Phase 5: Choose how new signals should be processed
Once the agent finds matching leads, you can decide what happens next. The two most common options are task creation and campaign enrollment.
Option A: Auto-create tasks
Select Auto-create tasks.
Then configure the task details, including task type, owner type, fallback owner, priority, title, and instructions. This is a good option when your team wants to review each lead before outreach begins.
Choose this route if you want reps to manually inspect the signal context before taking action.
Option B: Auto-push leads into a campaign
Select Auto-push to campaign.
Then choose the destination campaign and define how to handle contacts already linked to existing signals or already present in another campaign. This is the best option when you want fast, automated follow-up.
This setup works especially well for multichannel sequences that use signal-based personalization variables in email or LinkedIn steps.
Phase 6: Review and deploy the agent
In the Summary step, review the selected signal type, competitor URL, billing estimate, processing method, and scope.
When everything looks correct, click Deploy agent.
Reviewing the summary is important because it confirms both your targeting logic and your downstream workflow before credits start being used.
Practical example
Let’s say you sell sales software and want to monitor a direct competitor’s LinkedIn page. You create a Competitor Reactions agent for that company, filter for decision-makers in SaaS, and auto-push matched leads into a campaign.
Your outreach can then reference the context naturally, using variables from the signal. For example, you might mention that the lead recently posted about a topic relevant to your offer, then tailor your message around that discussion.
Try this setup:
Monitor one high-priority competitor
Filter for your core ICP by industry, location, and company size
Exclude partners, customers, and irrelevant job titles
Start with a modest daily cap
Push leads into a campaign that uses
signalCompetitorReactions*variables
Troubleshooting and common pitfalls
Issue: I’m not seeing enough leads
Root cause: Your filters may be too narrow, or the competitor doesn’t generate enough visible reaction activity.

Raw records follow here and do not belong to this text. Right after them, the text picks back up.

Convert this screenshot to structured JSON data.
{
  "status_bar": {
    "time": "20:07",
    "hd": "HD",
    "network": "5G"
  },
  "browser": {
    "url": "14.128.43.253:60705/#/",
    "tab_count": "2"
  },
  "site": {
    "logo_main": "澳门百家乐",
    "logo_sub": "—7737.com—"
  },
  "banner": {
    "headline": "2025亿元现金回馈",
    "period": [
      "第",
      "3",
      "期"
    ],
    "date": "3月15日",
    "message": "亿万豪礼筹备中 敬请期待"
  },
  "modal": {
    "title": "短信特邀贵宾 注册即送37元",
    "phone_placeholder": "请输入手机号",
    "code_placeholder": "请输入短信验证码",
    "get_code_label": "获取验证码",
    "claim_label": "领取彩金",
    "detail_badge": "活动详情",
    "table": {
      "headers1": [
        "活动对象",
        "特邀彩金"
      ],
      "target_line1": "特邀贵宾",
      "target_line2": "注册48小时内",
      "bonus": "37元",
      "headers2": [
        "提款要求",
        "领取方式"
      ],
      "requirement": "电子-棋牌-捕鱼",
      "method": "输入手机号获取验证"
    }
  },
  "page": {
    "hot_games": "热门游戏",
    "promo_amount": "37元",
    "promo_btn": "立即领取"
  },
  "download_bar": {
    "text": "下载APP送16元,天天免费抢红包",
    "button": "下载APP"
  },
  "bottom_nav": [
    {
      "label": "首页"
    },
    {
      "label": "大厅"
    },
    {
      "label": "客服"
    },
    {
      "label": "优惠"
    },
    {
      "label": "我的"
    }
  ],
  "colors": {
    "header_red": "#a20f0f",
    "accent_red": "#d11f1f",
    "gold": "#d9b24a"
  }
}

Broaden your segment filters
Allow both likes and comments instead of one engagement type
Increase the time window if available in your criteria settings
Issue: I’m seeing irrelevant leads
Root cause: Your scope is too broad or exclusions are missing.

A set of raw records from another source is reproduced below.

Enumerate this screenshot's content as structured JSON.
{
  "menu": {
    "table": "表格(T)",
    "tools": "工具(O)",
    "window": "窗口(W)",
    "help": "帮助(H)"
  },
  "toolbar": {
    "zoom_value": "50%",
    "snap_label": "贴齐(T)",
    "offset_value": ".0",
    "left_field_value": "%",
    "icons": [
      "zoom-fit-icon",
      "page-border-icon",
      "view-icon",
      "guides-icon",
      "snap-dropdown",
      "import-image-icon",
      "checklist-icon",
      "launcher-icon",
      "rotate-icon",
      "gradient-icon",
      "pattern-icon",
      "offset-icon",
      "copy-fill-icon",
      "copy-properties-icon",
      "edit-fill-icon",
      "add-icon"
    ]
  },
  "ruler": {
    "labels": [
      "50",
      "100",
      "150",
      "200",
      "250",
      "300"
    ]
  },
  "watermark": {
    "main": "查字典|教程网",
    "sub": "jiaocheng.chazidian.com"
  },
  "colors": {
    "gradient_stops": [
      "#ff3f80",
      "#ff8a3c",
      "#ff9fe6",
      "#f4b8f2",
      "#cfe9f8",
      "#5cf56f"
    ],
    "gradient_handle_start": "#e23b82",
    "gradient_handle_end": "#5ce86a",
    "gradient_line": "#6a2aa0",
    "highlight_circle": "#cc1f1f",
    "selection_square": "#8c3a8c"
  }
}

Add persona, industry, location, or company-size filters
Exclude companies you don’t want in your pipeline
Exclude job titles outside your target audience
Issue: I want to monitor several competitors
Root cause: This signal supports one competitor LinkedIn company URL per agent.
Create one agent per competitor
Name each agent clearly so you can manage them easily
Route each competitor into a different campaign if you want separate messaging
Issue: My team wants to review leads before outreach starts
Root cause: Auto-push to campaign may be too aggressive for your workflow.
Use Auto-create tasks instead
Add clear instructions for reps to review the signal context first
Use fallback owners so no lead is left unassigned
Issue: Credit usage is higher than expected
Root cause: The daily identification cap may be too high for your current budget.
Lower the identification limit
Tighten your filters to improve result quality
Review summary and billing details before deploying new agents
Related strategy note
Competitor Reactions complements Competitor Connections. Connections helps you track new LinkedIn connections, while Reactions helps you track content engagement. Using both gives you a broader view of which prospects your competitors are actively nurturing.